Philharmonie de Paris - Page d'accueil

Secret d'instruments – Les orgues du Musée de la musique

Publié le 14 mai 2024

— Les orgues du Musée de la musique

Jean-Claude Battault : Voilà ce fameux Schweickart. C'est l'un des rares survivants de tous ces orgues de salon français du XVIIIe siècle.

On connaît deux Schweickart : celui-ci et celui qui se trouve à Bâle, qui est en forme de bahut.

Celui-ci est assez étonnant parce que tous les tuyaux sont en bois, avec une particularité : il y a un hautbois et un basson ici, et un tuyau de bois aussi.

Et puis il y a une flûte avec les tuyaux inversés.

Si on se penche un peu, il y a des tuyaux en flûte traversière.

Il faut savoir que cet instrument a appartenu au comte d'Ogny, qui était fermier général, qui s'occupait de la poste et qui a fait partie de la Loge Olympique.

La fameuse Loge Olympique qui avait commandé la "Symphonie parisienne".

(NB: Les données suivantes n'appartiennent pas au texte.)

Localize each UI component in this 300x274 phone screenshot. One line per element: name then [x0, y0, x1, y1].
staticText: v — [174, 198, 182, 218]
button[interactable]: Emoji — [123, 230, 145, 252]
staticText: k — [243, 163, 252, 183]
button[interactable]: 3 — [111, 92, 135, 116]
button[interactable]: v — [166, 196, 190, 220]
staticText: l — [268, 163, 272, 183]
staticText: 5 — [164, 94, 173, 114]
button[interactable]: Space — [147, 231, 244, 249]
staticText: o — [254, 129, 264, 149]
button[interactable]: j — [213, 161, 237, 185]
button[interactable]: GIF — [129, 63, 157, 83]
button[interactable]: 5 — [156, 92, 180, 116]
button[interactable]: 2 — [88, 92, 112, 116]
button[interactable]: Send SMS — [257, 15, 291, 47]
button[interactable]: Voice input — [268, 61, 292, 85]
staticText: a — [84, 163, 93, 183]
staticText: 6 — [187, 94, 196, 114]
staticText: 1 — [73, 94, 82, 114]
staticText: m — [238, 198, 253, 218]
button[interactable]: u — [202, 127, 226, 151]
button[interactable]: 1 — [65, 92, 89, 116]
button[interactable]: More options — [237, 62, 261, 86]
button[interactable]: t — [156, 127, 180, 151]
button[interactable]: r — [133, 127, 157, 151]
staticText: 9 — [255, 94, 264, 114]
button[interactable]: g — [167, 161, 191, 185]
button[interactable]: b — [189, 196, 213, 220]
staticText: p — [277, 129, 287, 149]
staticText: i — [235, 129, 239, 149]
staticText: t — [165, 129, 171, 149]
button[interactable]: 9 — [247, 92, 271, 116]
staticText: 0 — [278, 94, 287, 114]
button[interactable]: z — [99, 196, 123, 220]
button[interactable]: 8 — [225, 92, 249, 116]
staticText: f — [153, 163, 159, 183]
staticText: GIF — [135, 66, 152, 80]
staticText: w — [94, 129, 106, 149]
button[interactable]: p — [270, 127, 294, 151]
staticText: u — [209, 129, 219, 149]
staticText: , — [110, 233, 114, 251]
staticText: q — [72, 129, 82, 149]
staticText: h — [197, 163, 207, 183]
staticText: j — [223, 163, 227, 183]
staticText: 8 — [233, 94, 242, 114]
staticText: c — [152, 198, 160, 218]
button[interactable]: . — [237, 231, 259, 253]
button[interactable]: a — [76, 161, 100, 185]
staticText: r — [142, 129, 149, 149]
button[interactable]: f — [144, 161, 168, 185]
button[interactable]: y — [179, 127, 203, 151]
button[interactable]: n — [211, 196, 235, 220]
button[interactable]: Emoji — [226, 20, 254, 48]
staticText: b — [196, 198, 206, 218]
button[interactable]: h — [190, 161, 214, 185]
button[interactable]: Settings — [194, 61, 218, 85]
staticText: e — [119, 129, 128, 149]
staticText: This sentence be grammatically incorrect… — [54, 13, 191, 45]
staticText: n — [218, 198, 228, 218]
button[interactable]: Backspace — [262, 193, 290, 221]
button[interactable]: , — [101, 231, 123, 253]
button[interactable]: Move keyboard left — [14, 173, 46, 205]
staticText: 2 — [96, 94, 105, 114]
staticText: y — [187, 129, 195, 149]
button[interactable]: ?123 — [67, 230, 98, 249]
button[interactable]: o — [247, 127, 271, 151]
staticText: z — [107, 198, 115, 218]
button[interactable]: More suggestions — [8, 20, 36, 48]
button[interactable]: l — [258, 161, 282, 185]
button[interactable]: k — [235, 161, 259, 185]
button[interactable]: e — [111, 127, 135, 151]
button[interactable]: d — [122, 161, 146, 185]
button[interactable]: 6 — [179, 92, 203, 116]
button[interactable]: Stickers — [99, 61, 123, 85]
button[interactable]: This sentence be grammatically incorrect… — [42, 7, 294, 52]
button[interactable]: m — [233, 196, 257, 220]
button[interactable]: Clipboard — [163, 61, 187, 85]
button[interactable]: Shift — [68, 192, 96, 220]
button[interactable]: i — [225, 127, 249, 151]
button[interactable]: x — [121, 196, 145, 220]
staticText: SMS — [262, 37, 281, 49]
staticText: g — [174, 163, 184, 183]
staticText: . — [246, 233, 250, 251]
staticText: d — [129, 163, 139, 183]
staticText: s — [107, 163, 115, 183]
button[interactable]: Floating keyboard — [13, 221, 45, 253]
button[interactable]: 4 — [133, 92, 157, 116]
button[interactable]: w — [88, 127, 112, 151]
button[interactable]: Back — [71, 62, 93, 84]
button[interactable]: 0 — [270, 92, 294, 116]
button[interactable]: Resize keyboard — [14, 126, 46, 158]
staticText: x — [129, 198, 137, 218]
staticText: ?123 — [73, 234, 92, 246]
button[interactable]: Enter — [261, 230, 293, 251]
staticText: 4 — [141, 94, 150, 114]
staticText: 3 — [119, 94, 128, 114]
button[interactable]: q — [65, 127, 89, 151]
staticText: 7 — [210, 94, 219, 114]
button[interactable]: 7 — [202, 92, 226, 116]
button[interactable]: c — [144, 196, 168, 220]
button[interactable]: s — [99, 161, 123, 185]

Maçonnique, oui, c'est ça.

Qui avait commandé les "Symphonies parisiennes" à Haydn.

On pense que l'instrument a pas mal joué du temps du comte d'Ogny.

Au décès du comte d'Ogny, l'instrument est passé chez ses héritiers.

Il est resté chez ses héritiers jusque dans les années 1960.

Là, il a été racheté par un antiquaire, qui l'a revendu au même collectionneur qui possédait le pianoforte organisé.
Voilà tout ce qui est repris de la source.